太宗看她如此,知道她終于是自己想明白了。
良久,良久,韋尼子才輕輕地笑了起來。
笑聲越來越大,越來越大,到最後,竟然成了放聲狂笑。
瘋狂如哮的笑聲,久久回蕩在太極殿中。
一滴滴血淚,也伴着韋尼子的笑聲,落了一地,濡濕了她的桃紅襦裙,桃紅廣袖,桃紅流雲披。
染得一猩紅似花,豔麗已極。
“哈哈……
原來是她……
原來是她!
不過沒關系……沒關系……
反正,我已然做了。
陛下……已然做了……
你最愛的女人,是死在我的手中……這個事實,永遠不會改變……
陛下……你恨我罷?
哈哈……
沒關系……
你恨我罷……隻要能在你心裏……被恨着又如何?
而且……而且我還将是那個終結了姐姐安穩一生的人……
她最在意的安穩一生,終究是被我給毀了……
以後人們想起她……想起大唐賢後……
都會在感歎她的幸福與安穩之後……再上一句,可惜隻是死得凄慘……
哈哈哈哈……
能讓聖人一般的姐姐被可憐……
我也是如願了……
哈哈哈……”
太宗不再想與她多一句話,起身向外走去。
隻是在行出太極殿之前時,冷漠地道:
“朕不會親手殺你,你不配朕動手。
至于你想毀了無憂的安穩一生……
朕更不會讓你如願。
從今天開始起,天下人都隻知道是你害得蕭薔落胎——
不用急,朕會找出證據的。那鳳麟送子方也好,還是同樣也要步蕭薔後塵的鄭氏也好……都會給朕最好的證據。
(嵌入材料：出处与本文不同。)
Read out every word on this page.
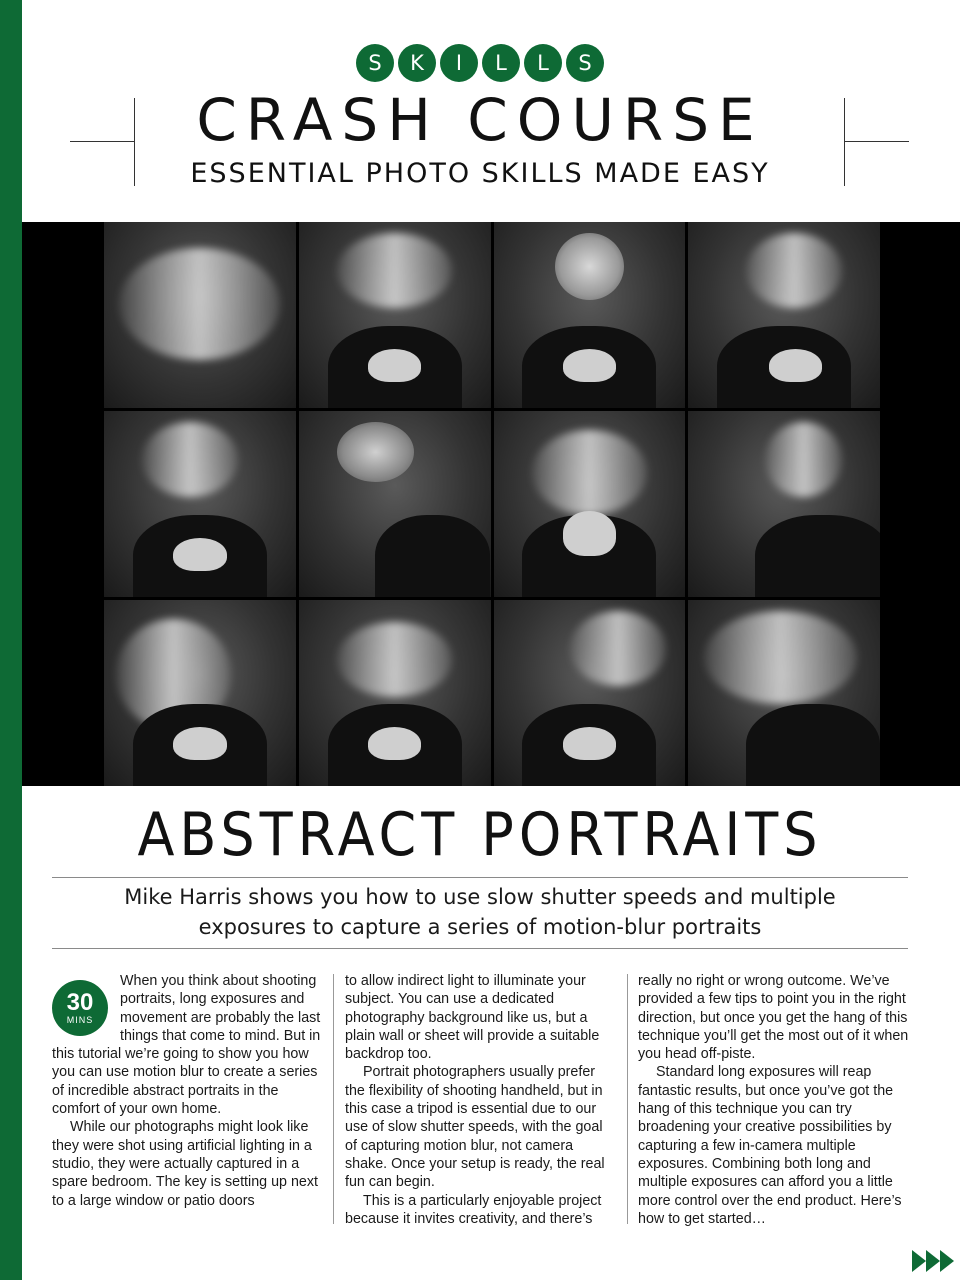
S	K	I	L	L	S
CRASH COURSE

ESSENTIAL PHOTO SKILLS MADE EASY

ABSTRACT PORTRAITS

Mike Harris shows you how to use slow shutter speeds and multiple exposures to capture a series of motion-blur portraits

30
MINS

When you think about shooting portraits, long exposures and movement are probably the last things that come to mind. But in this tutorial we’re going to show you how you can use motion blur to create a series of incredible abstract portraits in the comfort of your own home.

While our photographs might look like they were shot using artificial lighting in a studio, they were actually captured in a spare bedroom. The key is setting up next to a large window or patio doors

to allow indirect light to illuminate your subject. You can use a dedicated photography background like us, but a plain wall or sheet will provide a suitable backdrop too.

Portrait photographers usually prefer the flexibility of shooting handheld, but in this case a tripod is essential due to our use of slow shutter speeds, with the goal of capturing motion blur, not camera shake. Once your setup is ready, the real fun can begin.

This is a particularly enjoyable project because it invites creativity, and there’s

really no right or wrong outcome. We’ve provided a few tips to point you in the right direction, but once you get the hang of this technique you’ll get the most out of it when you head off-piste.

Standard long exposures will reap fantastic results, but once you’ve got the hang of this technique you can try broadening your creative possibilities by capturing a few in-camera multiple exposures. Combining both long and multiple exposures can afford you a little more control over the end product. Here’s how to get started…
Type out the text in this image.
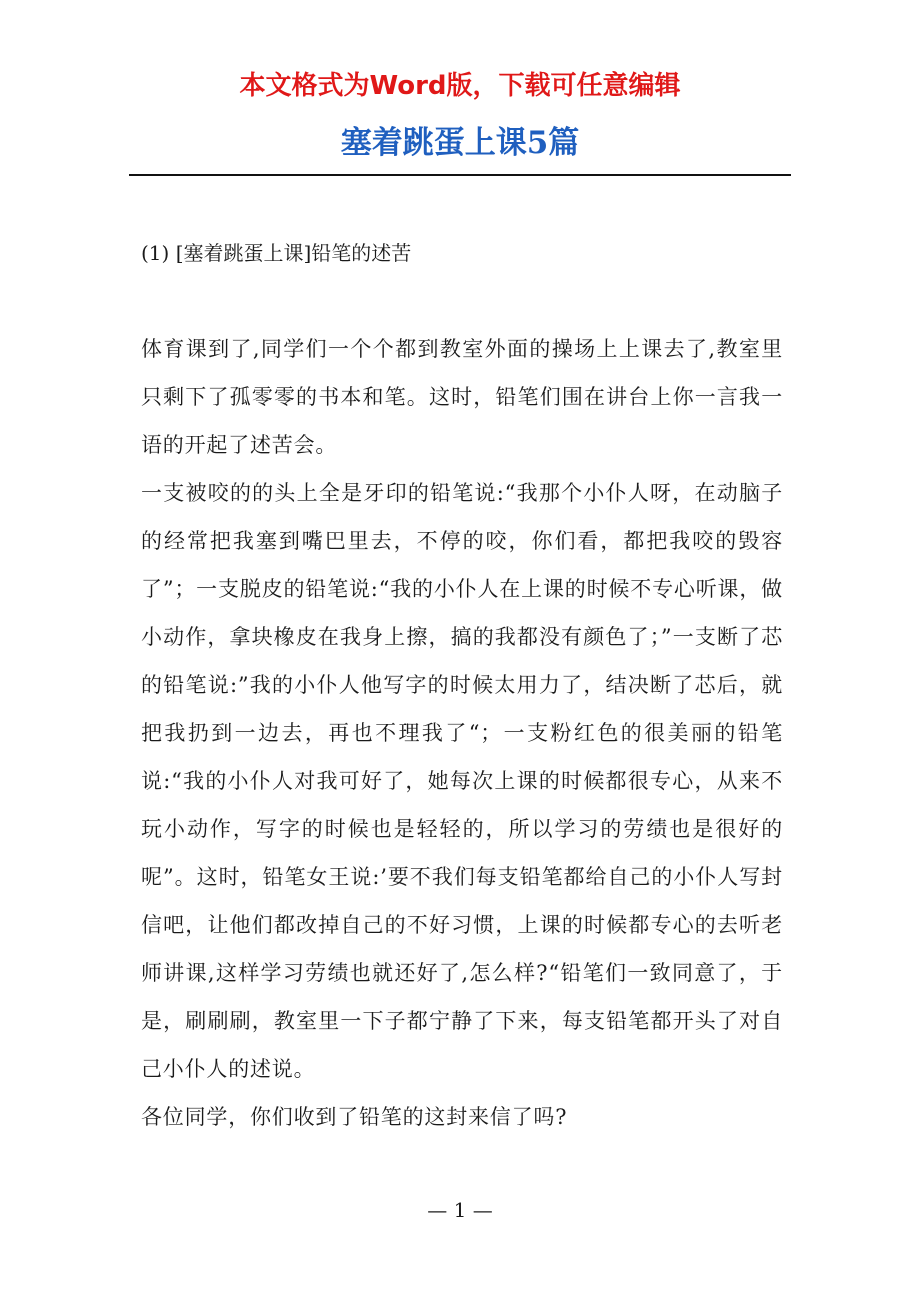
本文格式为Word版，下载可任意编辑
塞着跳蛋上课5篇
(1) [塞着跳蛋上课]铅笔的述苦

体育课到了,同学们一个个都到教室外面的操场上上课去了,教室里只剩下了孤零零的书本和笔。这时，铅笔们围在讲台上你一言我一语的开起了述苦会。

一支被咬的的头上全是牙印的铅笔说:“我那个小仆人呀，在动脑子的经常把我塞到嘴巴里去，不停的咬，你们看，都把我咬的毁容了”；一支脱皮的铅笔说:“我的小仆人在上课的时候不专心听课，做小动作，拿块橡皮在我身上擦，搞的我都没有颜色了；”一支断了芯的铅笔说:”我的小仆人他写字的时候太用力了，结决断了芯后，就把我扔到一边去，再也不理我了“；一支粉红色的很美丽的铅笔说:“我的小仆人对我可好了，她每次上课的时候都很专心，从来不玩小动作，写字的时候也是轻轻的，所以学习的劳绩也是很好的呢”。这时，铅笔女王说:’要不我们每支铅笔都给自己的小仆人写封信吧，让他们都改掉自己的不好习惯，上课的时候都专心的去听老师讲课,这样学习劳绩也就还好了,怎么样?“铅笔们一致同意了，于是，刷刷刷，教室里一下子都宁静了下来，每支铅笔都开头了对自己小仆人的述说。

各位同学，你们收到了铅笔的这封来信了吗?

— 1 —
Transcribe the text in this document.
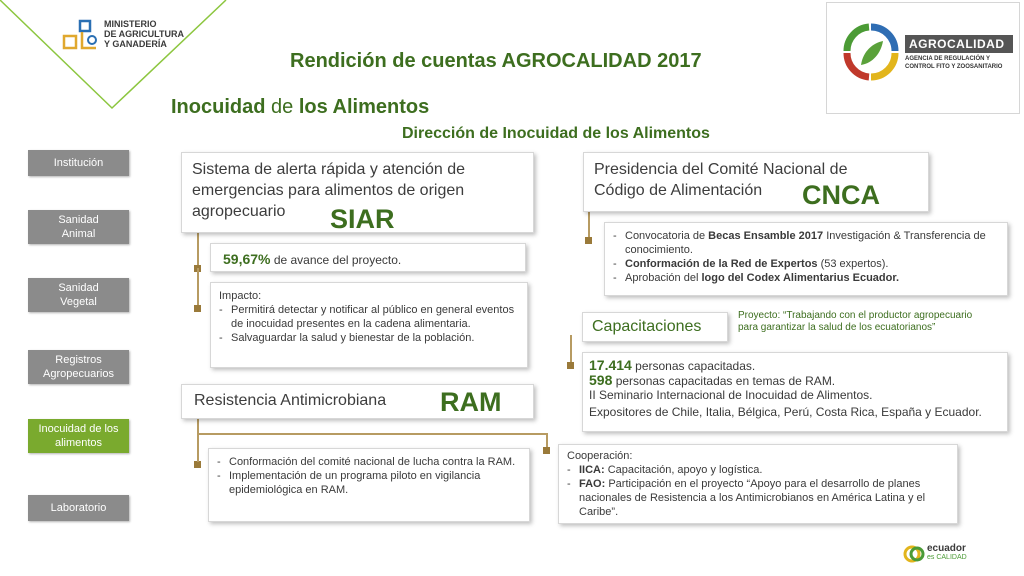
MINISTERIO
DE AGRICULTURA
Y GANADERÍA
Rendición de cuentas AGROCALIDAD 2017
AGROCALIDAD
AGENCIA DE REGULACIÓN Y
CONTROL FITO Y ZOOSANITARIO
Inocuidad de los Alimentos
Dirección de Inocuidad de los Alimentos
Institución
Sanidad Animal
Sanidad Vegetal
Registros Agropecuarios
Inocuidad de los alimentos
Laboratorio
Sistema de alerta rápida y atención de emergencias para alimentos de origen agropecuario	SIAR
59,67% de avance del proyecto.
Impacto:
- Permitirá detectar y notificar al público en general eventos de inocuidad presentes en la cadena alimentaria.
- Salvaguardar la salud y bienestar de la población.
Resistencia Antimicrobiana	RAM
- Conformación del comité nacional de lucha contra la RAM.
- Implementación de un programa piloto en vigilancia epidemiológica en RAM.
Presidencia del Comité Nacional de Código de Alimentación	CNCA
- Convocatoria de Becas Ensamble 2017 Investigación & Transferencia de conocimiento.
- Conformación de la Red de Expertos (53 expertos).
- Aprobación del logo del Codex Alimentarius Ecuador.
Capacitaciones
Proyecto: “Trabajando con el productor agropecuario para garantizar la salud de los ecuatorianos”
17.414 personas capacitadas.
598 personas capacitadas en temas de RAM.
II Seminario Internacional de Inocuidad de Alimentos.
Expositores de Chile, Italia, Bélgica, Perú, Costa Rica, España y Ecuador.
Cooperación:
- IICA: Capacitación, apoyo y logística.
- FAO: Participación en el proyecto “Apoyo para el desarrollo de planes nacionales de Resistencia a los Antimicrobianos en América Latina y el Caribe”.
ecuador
es CALIDAD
所以,天下也好,後世也罷,都隻會知道你是個害了朕兩個孩兒的毒婦,卻再不會将你與無憂扯上什麽關系……
至于你的命……”
太宗停了一停,冷冷一笑道:
“你既然那麽想讓朕的青雀立你爲後,這般深愛他,這般魅惑于他,這般幫着他設計朕其他的兒子,這般挑撥他們兄弟關系,這般願爲他做盡一切惡事……
那死在他手中,也是你的宿願吧?
朕如了你的願便是。”
扔下這些如冰刀一般的話之後,太宗便不再理會聞言如遭雷擊的韋尼子,慢慢離去。
良久,良久,太極殿中,才暴發出一聲絕望的女子哭喊:
“不——————!!!!!”
貞觀十四年五月十七,太極宮。
太宗美人鄭氏,忽傳落胎之後,母子雙雙夭亡。
衆人皆驚,一來再未聞得鄭氏得胎之事,二來不知其如此保密,爲何胎仍不保。
美人蕭薔聞得韋昭容與鄭氏諸事,大笑之後,大哭一場。于鄭氏死後次日懸梁自盡。
一月之中,太宗連失兩子,太極宮連喪兩位美人。一時間,整個太極宮上下均動蕩不安。
太宗本人更大病一場,宮内晉王治,太子承乾,宮外魏王泰,長樂公主,聞訊均各自身子不安。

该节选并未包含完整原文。